ConceptAttention: Diffusion Transformers Learn Highly Interpretable Features for ComfyUI

Custom Nodes (0)

    README

    ComfyUI-Concept-Diffusion

    ComfyUI custom node implementation of ConceptAttention: Diffusion Transformers Learn Highly Interpretable Features.

    This node allows you to generate high-quality saliency maps that precisely locate textual concepts within images using diffusion transformer attention layers.

    Features

    • ConceptAttention Node: Extract concept embeddings from diffusion transformer attention layers
    • Saliency Map Generation: Generate precise saliency maps for textual concepts
    • Zero-shot Segmentation: Perform zero-shot semantic segmentation using concept attention
    • Multi-concept Support: Handle multiple concepts simultaneously
    • Video Support: Works with video generation models (CogVideoX)
    • Visualization Tools: Overlay attention maps on original images
    • Flexible Thresholding: Multiple threshold methods for saliency maps

    Installation

    1. Clone this repository to your ComfyUI custom_nodes folder:

      git clone https://github.com/Junst/ComfyUI-Concept-Diffusion.git
      cd ComfyUI-Concept-Diffusion
      
    2. Install dependencies:

      pip install -r requirements.txt
      
    3. Restart ComfyUI

    Nodes

    ConceptAttentionNode

    Main node for generating concept attention maps from diffusion models.

    Inputs:

    • model: Diffusion model (MODEL)
    • clip: CLIP text encoder (CLIP)
    • image: Input image (IMAGE)
    • concepts: Comma-separated list of concepts (STRING)
    • num_inference_steps: Number of inference steps (INT)
    • seed: Random seed (INT, optional)

    Outputs:

    • concept_maps: Generated concept attention maps (CONCEPT_MAPS)
    • visualized_image: Visualization of all concept maps (IMAGE)

    ConceptSaliencyMapNode

    Extract individual concept saliency maps and convert to masks.

    Inputs:

    • concept_maps: Concept attention maps (CONCEPT_MAPS)
    • concept_name: Name of concept to extract (STRING)
    • threshold: Threshold for mask generation (FLOAT)

    Outputs:

    • mask: Binary mask for the concept (MASK)
    • saliency_image: Saliency map visualization (IMAGE)
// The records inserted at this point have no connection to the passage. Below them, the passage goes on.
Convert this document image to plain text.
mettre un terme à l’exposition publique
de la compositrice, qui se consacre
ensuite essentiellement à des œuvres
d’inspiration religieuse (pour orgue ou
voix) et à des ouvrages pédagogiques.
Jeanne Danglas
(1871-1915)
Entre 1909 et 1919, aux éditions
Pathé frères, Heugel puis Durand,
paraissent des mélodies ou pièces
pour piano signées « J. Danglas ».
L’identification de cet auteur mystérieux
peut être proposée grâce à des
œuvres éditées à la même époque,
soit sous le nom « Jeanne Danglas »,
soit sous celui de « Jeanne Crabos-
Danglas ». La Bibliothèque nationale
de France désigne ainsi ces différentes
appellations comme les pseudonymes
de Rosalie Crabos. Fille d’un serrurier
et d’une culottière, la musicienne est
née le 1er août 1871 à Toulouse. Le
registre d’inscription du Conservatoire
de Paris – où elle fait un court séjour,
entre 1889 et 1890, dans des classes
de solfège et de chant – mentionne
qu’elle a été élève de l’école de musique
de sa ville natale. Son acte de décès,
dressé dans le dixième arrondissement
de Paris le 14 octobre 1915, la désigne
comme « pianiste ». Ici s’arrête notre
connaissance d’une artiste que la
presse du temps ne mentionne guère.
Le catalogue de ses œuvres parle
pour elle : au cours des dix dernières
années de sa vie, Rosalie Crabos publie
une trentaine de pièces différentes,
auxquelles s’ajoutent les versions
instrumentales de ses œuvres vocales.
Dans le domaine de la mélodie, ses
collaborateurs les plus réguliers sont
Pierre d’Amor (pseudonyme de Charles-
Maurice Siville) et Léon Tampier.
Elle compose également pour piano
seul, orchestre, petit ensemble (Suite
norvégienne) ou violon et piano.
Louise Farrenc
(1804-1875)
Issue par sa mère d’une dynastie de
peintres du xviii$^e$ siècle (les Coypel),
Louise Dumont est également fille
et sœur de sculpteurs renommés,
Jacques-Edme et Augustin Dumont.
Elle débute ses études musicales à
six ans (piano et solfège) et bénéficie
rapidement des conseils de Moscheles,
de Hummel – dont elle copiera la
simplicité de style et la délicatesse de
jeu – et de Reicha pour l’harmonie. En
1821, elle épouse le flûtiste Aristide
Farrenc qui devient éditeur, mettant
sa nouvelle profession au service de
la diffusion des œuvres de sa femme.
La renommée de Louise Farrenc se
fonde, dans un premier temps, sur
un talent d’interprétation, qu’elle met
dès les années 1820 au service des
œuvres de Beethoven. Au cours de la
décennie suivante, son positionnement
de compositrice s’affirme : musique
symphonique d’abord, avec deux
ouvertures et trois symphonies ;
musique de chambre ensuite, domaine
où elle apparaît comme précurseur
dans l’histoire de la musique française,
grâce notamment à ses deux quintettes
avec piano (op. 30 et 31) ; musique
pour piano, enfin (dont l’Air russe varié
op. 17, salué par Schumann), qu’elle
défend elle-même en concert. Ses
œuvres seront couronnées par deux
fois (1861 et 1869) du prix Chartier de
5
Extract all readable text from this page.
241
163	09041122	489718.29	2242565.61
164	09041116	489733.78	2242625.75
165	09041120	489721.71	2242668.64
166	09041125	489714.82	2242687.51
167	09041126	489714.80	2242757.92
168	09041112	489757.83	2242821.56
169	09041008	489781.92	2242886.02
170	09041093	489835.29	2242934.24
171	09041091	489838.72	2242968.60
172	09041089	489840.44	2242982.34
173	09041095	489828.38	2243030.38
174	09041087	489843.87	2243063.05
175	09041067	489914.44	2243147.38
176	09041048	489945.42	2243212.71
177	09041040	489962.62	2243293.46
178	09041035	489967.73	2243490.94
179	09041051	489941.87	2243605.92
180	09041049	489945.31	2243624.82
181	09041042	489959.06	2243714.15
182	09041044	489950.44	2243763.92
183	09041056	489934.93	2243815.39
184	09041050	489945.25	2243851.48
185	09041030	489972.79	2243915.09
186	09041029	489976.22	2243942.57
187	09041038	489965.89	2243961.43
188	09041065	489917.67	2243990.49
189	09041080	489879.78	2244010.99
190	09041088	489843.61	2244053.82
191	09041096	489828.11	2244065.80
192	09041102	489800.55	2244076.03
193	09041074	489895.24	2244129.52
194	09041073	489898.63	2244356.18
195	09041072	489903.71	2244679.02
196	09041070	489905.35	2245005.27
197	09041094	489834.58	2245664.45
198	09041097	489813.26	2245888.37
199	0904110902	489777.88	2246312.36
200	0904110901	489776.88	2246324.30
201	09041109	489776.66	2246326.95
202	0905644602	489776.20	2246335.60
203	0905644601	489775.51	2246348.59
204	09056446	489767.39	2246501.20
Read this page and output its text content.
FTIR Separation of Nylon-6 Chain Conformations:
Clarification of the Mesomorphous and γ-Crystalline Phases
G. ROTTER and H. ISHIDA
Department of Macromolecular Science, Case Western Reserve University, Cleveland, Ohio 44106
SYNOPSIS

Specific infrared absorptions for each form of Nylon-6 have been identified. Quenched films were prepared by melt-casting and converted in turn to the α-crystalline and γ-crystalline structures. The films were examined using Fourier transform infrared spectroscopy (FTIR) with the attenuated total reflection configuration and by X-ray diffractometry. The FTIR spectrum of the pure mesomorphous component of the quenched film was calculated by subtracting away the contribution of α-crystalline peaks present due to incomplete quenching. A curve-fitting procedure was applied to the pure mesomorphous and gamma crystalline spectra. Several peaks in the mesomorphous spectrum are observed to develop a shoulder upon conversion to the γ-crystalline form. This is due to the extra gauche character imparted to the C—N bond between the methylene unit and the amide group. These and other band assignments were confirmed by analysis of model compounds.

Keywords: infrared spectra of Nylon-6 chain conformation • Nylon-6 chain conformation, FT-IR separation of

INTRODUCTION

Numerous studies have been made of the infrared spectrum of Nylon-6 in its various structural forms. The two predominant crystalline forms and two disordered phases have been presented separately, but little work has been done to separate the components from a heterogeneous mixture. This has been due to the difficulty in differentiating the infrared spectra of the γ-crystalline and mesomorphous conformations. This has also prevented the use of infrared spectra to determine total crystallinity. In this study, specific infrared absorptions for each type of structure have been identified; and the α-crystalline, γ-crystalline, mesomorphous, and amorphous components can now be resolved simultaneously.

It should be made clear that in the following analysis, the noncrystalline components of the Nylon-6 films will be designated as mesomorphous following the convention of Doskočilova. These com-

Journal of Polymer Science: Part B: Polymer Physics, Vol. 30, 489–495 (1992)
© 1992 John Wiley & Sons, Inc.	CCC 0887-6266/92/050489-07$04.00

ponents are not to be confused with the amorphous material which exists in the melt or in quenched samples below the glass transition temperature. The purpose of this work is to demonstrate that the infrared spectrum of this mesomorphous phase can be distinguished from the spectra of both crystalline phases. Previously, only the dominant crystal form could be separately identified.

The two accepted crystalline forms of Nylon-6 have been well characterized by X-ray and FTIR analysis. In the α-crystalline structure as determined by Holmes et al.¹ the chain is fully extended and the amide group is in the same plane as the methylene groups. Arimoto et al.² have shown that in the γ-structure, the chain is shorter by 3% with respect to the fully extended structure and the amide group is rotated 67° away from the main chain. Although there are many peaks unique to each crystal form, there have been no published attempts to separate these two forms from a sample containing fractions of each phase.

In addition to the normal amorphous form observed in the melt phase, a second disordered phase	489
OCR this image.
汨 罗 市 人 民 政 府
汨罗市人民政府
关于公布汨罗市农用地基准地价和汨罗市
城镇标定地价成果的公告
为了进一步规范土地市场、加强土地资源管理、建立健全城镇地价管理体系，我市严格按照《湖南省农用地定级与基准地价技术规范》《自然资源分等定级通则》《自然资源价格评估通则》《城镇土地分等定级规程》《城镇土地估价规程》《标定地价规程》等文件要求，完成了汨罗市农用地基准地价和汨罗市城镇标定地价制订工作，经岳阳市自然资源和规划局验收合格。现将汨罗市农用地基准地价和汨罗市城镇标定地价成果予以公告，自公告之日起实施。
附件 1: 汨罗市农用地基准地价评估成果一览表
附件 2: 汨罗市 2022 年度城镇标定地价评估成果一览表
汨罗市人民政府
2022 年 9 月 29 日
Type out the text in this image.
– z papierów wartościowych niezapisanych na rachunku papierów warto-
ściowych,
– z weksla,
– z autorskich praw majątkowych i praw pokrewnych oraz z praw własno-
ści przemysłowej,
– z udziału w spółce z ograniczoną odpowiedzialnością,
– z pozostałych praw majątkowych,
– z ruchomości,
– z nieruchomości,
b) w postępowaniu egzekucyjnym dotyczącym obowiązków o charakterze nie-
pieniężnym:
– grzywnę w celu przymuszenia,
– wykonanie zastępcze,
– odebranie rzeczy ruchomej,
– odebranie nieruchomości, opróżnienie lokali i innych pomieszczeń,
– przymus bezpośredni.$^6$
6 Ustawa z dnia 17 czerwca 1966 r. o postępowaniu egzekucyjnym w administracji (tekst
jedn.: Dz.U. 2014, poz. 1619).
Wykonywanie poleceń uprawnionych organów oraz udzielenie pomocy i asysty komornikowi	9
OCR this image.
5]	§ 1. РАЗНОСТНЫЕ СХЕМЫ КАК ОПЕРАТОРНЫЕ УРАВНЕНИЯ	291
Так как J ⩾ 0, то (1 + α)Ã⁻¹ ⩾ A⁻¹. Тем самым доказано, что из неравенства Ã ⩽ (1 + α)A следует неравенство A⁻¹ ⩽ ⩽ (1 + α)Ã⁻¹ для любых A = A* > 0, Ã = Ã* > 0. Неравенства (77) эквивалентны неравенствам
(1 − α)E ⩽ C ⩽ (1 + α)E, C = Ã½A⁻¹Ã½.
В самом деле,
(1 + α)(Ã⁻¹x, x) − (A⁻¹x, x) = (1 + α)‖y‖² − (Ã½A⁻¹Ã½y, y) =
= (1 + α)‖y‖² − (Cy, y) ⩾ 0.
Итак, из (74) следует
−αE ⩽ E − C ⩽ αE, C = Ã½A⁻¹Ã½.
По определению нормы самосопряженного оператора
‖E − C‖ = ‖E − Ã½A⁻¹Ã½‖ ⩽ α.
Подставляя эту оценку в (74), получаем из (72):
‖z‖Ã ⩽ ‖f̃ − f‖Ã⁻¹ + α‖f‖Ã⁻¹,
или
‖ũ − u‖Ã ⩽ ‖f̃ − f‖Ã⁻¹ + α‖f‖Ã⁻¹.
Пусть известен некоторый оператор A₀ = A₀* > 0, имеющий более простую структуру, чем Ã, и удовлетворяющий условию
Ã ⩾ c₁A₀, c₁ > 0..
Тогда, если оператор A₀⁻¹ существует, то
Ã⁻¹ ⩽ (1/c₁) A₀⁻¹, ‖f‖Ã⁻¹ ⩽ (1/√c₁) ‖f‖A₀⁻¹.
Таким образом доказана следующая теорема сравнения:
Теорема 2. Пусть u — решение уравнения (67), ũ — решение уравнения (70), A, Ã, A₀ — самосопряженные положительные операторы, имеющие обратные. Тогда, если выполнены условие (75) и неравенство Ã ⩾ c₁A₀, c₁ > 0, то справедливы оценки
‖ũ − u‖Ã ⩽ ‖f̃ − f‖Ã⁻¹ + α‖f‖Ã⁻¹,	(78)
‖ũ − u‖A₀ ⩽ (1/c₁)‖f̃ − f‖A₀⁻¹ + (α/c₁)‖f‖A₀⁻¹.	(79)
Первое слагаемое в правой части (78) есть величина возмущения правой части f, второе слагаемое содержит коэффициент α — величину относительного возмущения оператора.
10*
    ConceptSegmentationNode

    Perform zero-shot semantic segmentation using concept attention.

    Inputs:

    • concept_maps: Concept attention maps (CONCEPT_MAPS)
    • image: Original image (IMAGE)
    • concepts: List of concepts for segmentation (STRING)

    Outputs:

    • segmentation_mask: Segmentation mask (MASK)
    • segmented_image: Colored segmentation result (IMAGE)

    ConceptAttentionVisualizerNode

    Visualize concept attention maps overlaid on the original image.

    Inputs:

    • concept_maps: Concept attention maps (CONCEPT_MAPS)
    • image: Original image (IMAGE)
    • overlay_alpha: Transparency of overlay (FLOAT)

    Outputs:

    • visualized_image: Image with attention overlay (IMAGE)

    Usage Example

    1. Load an image using LoadImage node
    2. Load a diffusion model (Flux, SD3, etc.) using CheckpointLoaderSimple
    3. Connect the model, CLIP, and image to ConceptAttentionNode
    4. Specify concepts like "person, car, tree, sky, building"
    5. Use ConceptSaliencyMapNode to extract specific concept maps
    6. Use ConceptSegmentationNode for zero-shot segmentation
    7. Use ConceptAttentionVisualizerNode for visualization
    8. Save results using SaveImage nodes

    Example Workflow

    See example_workflow.json for a complete ComfyUI workflow example.

    Testing

    Run the test script to verify the nodes work correctly:

    python test_nodes.py
    

    Technical Details

    This implementation is based on the ConceptAttention paper which shows that:

    1. Multi-modal diffusion transformers (DiTs) have rich representations
    2. Linear projections in the attention output space produce sharper saliency maps
    3. Concept embeddings can be extracted without additional training
    4. The method works for both image and video generation models

    Supported Models

    • Flux (Flux1-dev, Flux1-schnell)
    • Stable Diffusion 3/3.5
    • CogVideoX (for video)
    • Other DiT-based diffusion models

    Based on

    ConceptAttention: Diffusion Transformers Learn Highly Interpretable Features

    License

    MIT License